Notes on the auto-populated fields:
- `language` is detected from the raw body text (lingua heuristic). Returns null when text is too short (<200 chars / <50 non-ASCII codepoints) or the detector is unsure.
- `researchField` must be one of the four OpenAlex top-level domains: `Health Sciences`, `Life Sciences`, `Physical Sciences`, `Social Sciences`. Null when the model can't pick one confidently.
- `affiliation` and `publisher` get ROR enrichment when the matcher returns a high-confidence chosen result. Strings without a confident match pass through unchanged.

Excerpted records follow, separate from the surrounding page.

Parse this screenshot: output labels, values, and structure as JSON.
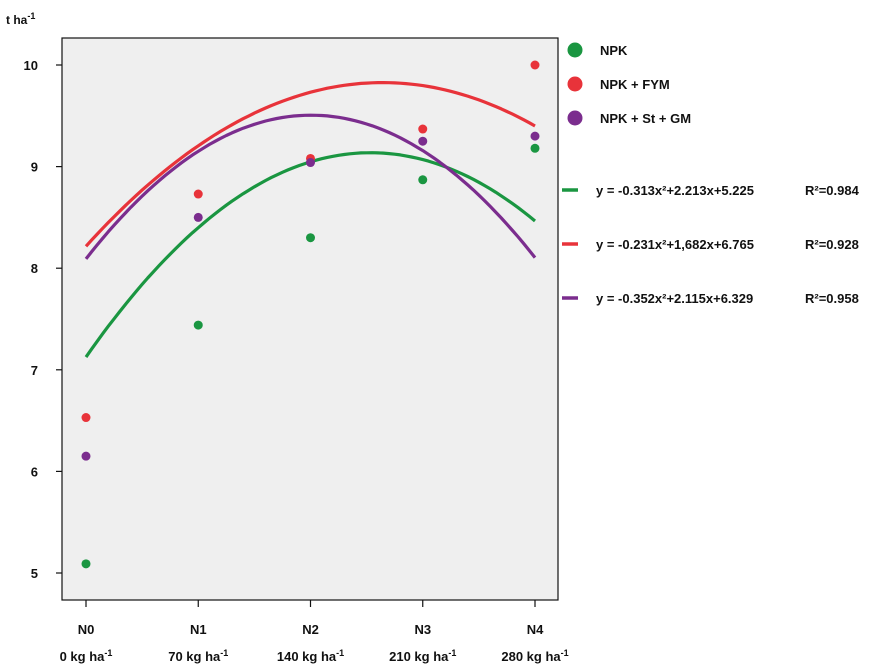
{
  "chart_data": {
    "type": "scatter",
    "ylabel": "t ha",
    "ylabel_sup": "-1",
    "categories": [
      "N0",
      "N1",
      "N2",
      "N3",
      "N4"
    ],
    "category_sublabels": [
      "0 kg ha",
      "70 kg ha",
      "140 kg ha",
      "210 kg ha",
      "280 kg ha"
    ],
    "sublabel_sup": "-1",
    "ylim": [
      4.75,
      10.25
    ],
    "yticks": [
      "5",
      "6",
      "7",
      "8",
      "9",
      "10"
    ],
    "grid": false,
    "legend_position": "right",
    "series": [
      {
        "name": "NPK",
        "color": "#1a9641",
        "values": [
          5.09,
          7.44,
          8.3,
          8.87,
          9.18
        ],
        "fit": {
          "a": -0.313,
          "b": 2.213,
          "c": 5.225
        },
        "eq": "y = -0.313x²+2.213x+5.225",
        "r2": "R²=0.984"
      },
      {
        "name": "NPK + FYM",
        "color": "#e8333a",
        "values": [
          6.53,
          8.73,
          9.08,
          9.37,
          10.0
        ],
        "fit": {
          "a": -0.231,
          "b": 1.682,
          "c": 6.765
        },
        "eq": "y = -0.231x²+1,682x+6.765",
        "r2": "R²=0.928"
      },
      {
        "name": "NPK + St + GM",
        "color": "#7b2d8e",
        "values": [
          6.15,
          8.5,
          9.04,
          9.25,
          9.3
        ],
        "fit": {
          "a": -0.352,
          "b": 2.115,
          "c": 6.329
        },
        "eq": "y = -0.352x²+2.115x+6.329",
        "r2": "R²=0.958"
      }
    ]
  }
}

Set `POSTER2JSON_ROR=0` to disable.
- `rightsList` entries are matched against an SPDX table; the matcher is conservative on version numbers (e.g. `CC-BY-4.0` and `CC-BY-4.1` are never confused).

## System Requirements

| Requirement | Specification                    |
| ----------- | -------------------------------- |
| GPU         | NVIDIA CUDA-capable, ≥8GB VRAM (default 4bit); ≥16GB for `--quantization fp16` or image/OCR posters |
| RAM         | ≥32GB recommended                |
| Python      | 3.10+                            |
| OS          | Linux, macOS, Windows (via WSL2) |

## Performance

Validated on 10 manually annotated scientific posters:

| Metric           | Score | Threshold |
| ---------------- | ----- | --------- |
| Word Capture     | 0.96  | ≥0.75     |
| ROUGE-L          | 0.89  | ≥0.75     |
| Number Capture   | 0.93  | ≥0.75     |
| Field Proportion | 0.99  | 0.50–2.00 |

**Pass Rate**: 10/10 (100%)

## Documentation

| Document                             | Description                     |
| ------------------------------------ | ------------------------------- |
| [Architecture](docs/architecture.md) | Technical details & methodology |
| [Evaluation](docs/evaluation.md)     | Validation metrics & results    |

## Development Setup

```bash
# Clone the repository
git clone https://github.com/fairdataihub/poster2json.git
cd poster2json

# Create a virtual environment
python -m venv .venv

# Activate the virtual environment
source venv/bin/activate
.venv\Scripts\activate # On Windows

# Install poetry
pip install poetry

# Install dependencies
poetry install

# Run tests
poe test

# Format code
poe format
```

If you are on windows and have multiple python versions, you can use the following commands:

```bash
py -0p # list all python versions

py -3.12 -m venv .venv
```

## License

MIT License - see [LICENSE](LICENSE.md) for details.

## Citation

```bibtex
@software{poster2json2026,
  title = {poster2json: Scientific Poster to JSON Metadata Extraction},
  author = {O'Neill, James and Soundarajan, Sanjay and Portillo, Dorian and Patel, Bhavesh},
  year = {2026},
  version = {0.4.3},
  url = {https://github.com/fairdataihub/poster2json},
  doi = {10.5281/zenodo.18320010}
}
```

## Funding

This project is funded by [The Navigation Fund](https://www.navigation.org/) ([10.71707/rk36-9x79](https://doi.org/10.71707/rk36-9x79)).

## Contributing

Contributions welcome! Please see [CONTRIBUTING.md](CONTRIBUTING.md) for guidelines.